Erdung, Intention und ein Schutz-Objekt machen die Erfahrung sicherer.
Quelle/Tradition: Verbreitete Vorbereitungspraxis; der Artikel ordnet den Nutzen als inneres Sicherheitsgefühl ein, nicht als objektiven Schutz.
BELEGT = wissenschaftlich oder amtlich nachprüfbar · ÜBERLIEFERT = historisch/traditionell dokumentiert · GELEBTE PRAXIS = verbreitete Anwendung, Erfahrungswerte · NICHT BELEGT = spirituelle Deutung, wissenschaftlich nicht nachgewiesen.

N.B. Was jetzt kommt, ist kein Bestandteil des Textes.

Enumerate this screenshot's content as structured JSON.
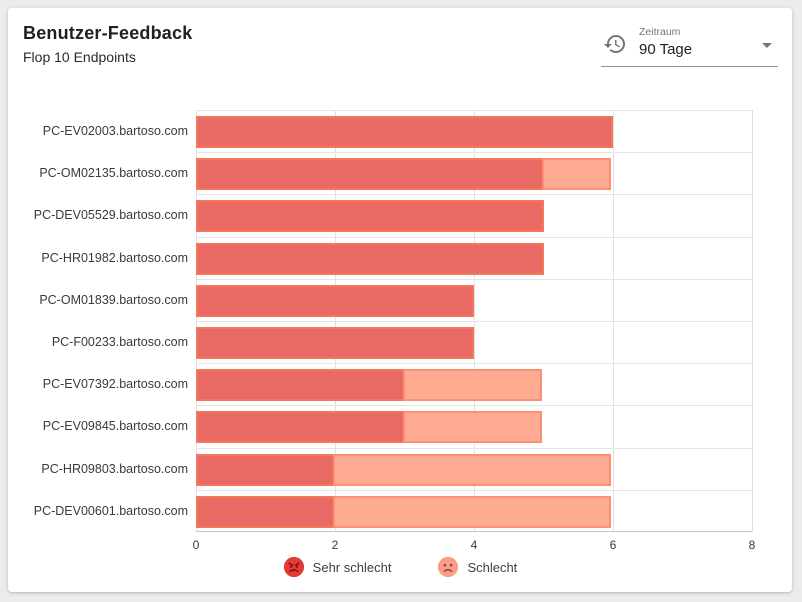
{
  "header": {
    "title": "Benutzer-Feedback",
    "subtitle": "Flop 10 Endpoints"
  },
  "period_selector": {
    "label": "Zeitraum",
    "value": "90 Tage",
    "icon": "history-icon"
  },
  "chart_data": {
    "type": "bar",
    "orientation": "horizontal",
    "stacked": true,
    "title": "Benutzer-Feedback — Flop 10 Endpoints",
    "categories": [
      "PC-EV02003.bartoso.com",
      "PC-OM02135.bartoso.com",
      "PC-DEV05529.bartoso.com",
      "PC-HR01982.bartoso.com",
      "PC-OM01839.bartoso.com",
      "PC-F00233.bartoso.com",
      "PC-EV07392.bartoso.com",
      "PC-EV09845.bartoso.com",
      "PC-HR09803.bartoso.com",
      "PC-DEV00601.bartoso.com"
    ],
    "series": [
      {
        "name": "Sehr schlecht",
        "icon": "angry-face-icon",
        "fill": "#e96a64",
        "border": "#f4775c",
        "values": [
          6,
          5,
          5,
          5,
          4,
          4,
          3,
          3,
          2,
          2
        ]
      },
      {
        "name": "Schlecht",
        "icon": "sad-face-icon",
        "fill": "#ffab91",
        "border": "#ff8f72",
        "values": [
          0,
          1,
          0,
          0,
          0,
          0,
          2,
          2,
          4,
          4
        ]
      }
    ],
    "xlim": [
      0,
      8
    ],
    "x_ticks": [
      0,
      2,
      4,
      6,
      8
    ],
    "grid": true,
    "legend_position": "bottom"
  },
  "legend_icons": {
    "angry_face_color": "#e53935",
    "angry_face_features": "#7f1410",
    "sad_face_color": "#f99d85",
    "sad_face_features": "#7b4a3e"
  },
  "colors": {
    "page_bg": "#ececec",
    "card_bg": "#ffffff",
    "gridline": "#e0e0e0"
  }
}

Den eigenen Körper für einen Moment verlassen und das Bewusstsein frei bewegen – kaum eine spirituelle Erfahrung fasziniert so sehr wie die Astralreise. Berichte darüber finden sich in nahezu allen Kulturen, von schamanischen Traditionen bis zu modernen Bewusstseinsforschern. Doch was genau ist eine Astralreise, wie fühlt sie sich an, und wie gehst du sie sicher an? Dieser Leitfaden ordnet das Thema klar und bodenständig ein, ohne dir falsche Versprechungen zu machen – und zeigt dir einen behutsamen Einstieg.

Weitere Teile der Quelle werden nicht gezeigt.